創設者 林壽彦先生のメッセージ (第5回)

『西独の青少年教育』

このページでは『西独の青少年教育』をご紹介いたします。
※1970年、中国新聞に3回に分けて連載されたものです。

 

西独の青少年教育

平等な立場を基礎に 誕生の翌日からしつけ

 青少年教育にたずさわる私にとってもっとも困ることは、教科書らしいものがないということだ。といって学校のように、いちいち教科書にしたがって進めるとしたら、これまた味気ないものとなり、若者たちも動かなくなってしまうだろう。私は教科書にかわるものを求めて毎年ドイツや、ヨーロッパ各地をたずねて、青少年の活動や施設はもちろん、いろいろな指導者たちとも友になり、また、彼らのやり方について学んできた。

何度行ってもわからない。いやますますわからなくなった。ひとついえることは、青少年育成について国はもちろん、社会も家庭もすべてが協力し、総合的に取り組んでいるということだった。

はじめにドイツのごく一般的な家庭でみられる風景の二、三をあげてみよう。

ドイツでは、子供に対する家庭教育や、「しつけ」は、子どものうまれたその翌日からさっそく始められる。そして、生後一週間くらいからは、もう自分の部屋や、ベッドが与えられ、ひとりで寝ることを教えられる。

両親は、ベタベタと必要以上に子供に愛情をふりまこうともしないし、また、必要以上にたたいたり、しかったり、ヒステリックにはならない。それでいて、この時代からしてよいことや、わるいこと、態度や、マナーをちゃんと教えている。

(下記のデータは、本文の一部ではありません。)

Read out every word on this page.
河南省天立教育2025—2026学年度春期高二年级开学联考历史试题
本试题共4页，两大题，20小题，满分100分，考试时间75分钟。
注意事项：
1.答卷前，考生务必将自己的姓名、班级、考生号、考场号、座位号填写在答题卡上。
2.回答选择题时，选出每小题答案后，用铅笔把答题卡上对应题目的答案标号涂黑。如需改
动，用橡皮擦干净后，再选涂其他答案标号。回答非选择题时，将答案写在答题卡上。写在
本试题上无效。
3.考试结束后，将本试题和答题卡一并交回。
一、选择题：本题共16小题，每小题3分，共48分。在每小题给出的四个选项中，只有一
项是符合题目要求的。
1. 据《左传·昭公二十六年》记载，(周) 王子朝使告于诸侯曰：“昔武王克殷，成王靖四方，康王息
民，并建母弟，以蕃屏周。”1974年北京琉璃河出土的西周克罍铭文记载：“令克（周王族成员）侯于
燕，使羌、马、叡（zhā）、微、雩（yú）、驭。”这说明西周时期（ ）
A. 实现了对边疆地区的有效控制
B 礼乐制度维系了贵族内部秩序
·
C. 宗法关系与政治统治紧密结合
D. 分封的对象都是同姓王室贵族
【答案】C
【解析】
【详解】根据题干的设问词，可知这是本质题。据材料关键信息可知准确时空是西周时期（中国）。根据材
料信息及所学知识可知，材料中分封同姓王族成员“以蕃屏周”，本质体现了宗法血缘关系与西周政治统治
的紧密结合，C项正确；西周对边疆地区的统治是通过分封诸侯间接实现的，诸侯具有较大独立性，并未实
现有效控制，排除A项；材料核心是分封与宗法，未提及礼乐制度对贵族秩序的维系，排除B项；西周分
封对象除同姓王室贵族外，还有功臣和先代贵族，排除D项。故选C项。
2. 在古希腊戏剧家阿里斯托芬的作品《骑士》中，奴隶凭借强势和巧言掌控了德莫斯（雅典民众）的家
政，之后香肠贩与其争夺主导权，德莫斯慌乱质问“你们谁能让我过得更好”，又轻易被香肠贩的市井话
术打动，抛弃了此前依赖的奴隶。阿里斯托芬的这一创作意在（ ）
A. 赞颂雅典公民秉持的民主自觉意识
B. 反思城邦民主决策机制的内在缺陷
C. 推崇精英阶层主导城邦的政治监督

 子供がたとえば、食事中にガサガサと動きだす。そのつぎにはテーブルの上に手がのび、ジャムのビンなどに指をつっこんだりしていたずらを始める。そこで、母親はいちおう形式的に注意を与える。ところが子供はいっこうにやめようとしない。そこまでくると母親は、もうゴタゴタ言わず子供の部屋のほうをゆびさし、ただ一言「部屋にかえりなさい」ときびしく命令する。子供は初めてハッと気がついていたずらをやめる。しかし母親は部屋にかえる命令を取り消そうとはしない。子供は泣きじゃくりながら自分の部屋にヨチヨチとひとりでかえっていく。

こんなことを毎日の生活の中で繰り返していきながら、家庭でのルールや態度、しつけを身につけていくのである。

外国の家庭ではよく体罰を加えるときくが、少なくともドイツでは、子供をたたいたりはしない。それよりも、もっと毎日の生活的なつみかさねの中から子供をしつけ、教育している。それも一歳半くらいまでに。

こうして少年期、青年期への基礎と、民主主義のルールを学んでいくのである。

ある青年の家庭でのことを述べてみよう。この青年の父親は地方検事をしている。青年は十七歳、実に質素な家庭である。この青年は家族とよくディスカッションをする。彼らの議論を聞いていると、まるで友だち同士のようだ。しかし、こんなときでも青年は幼いときから身につけてきたルールやマナーをちゃんと守っている。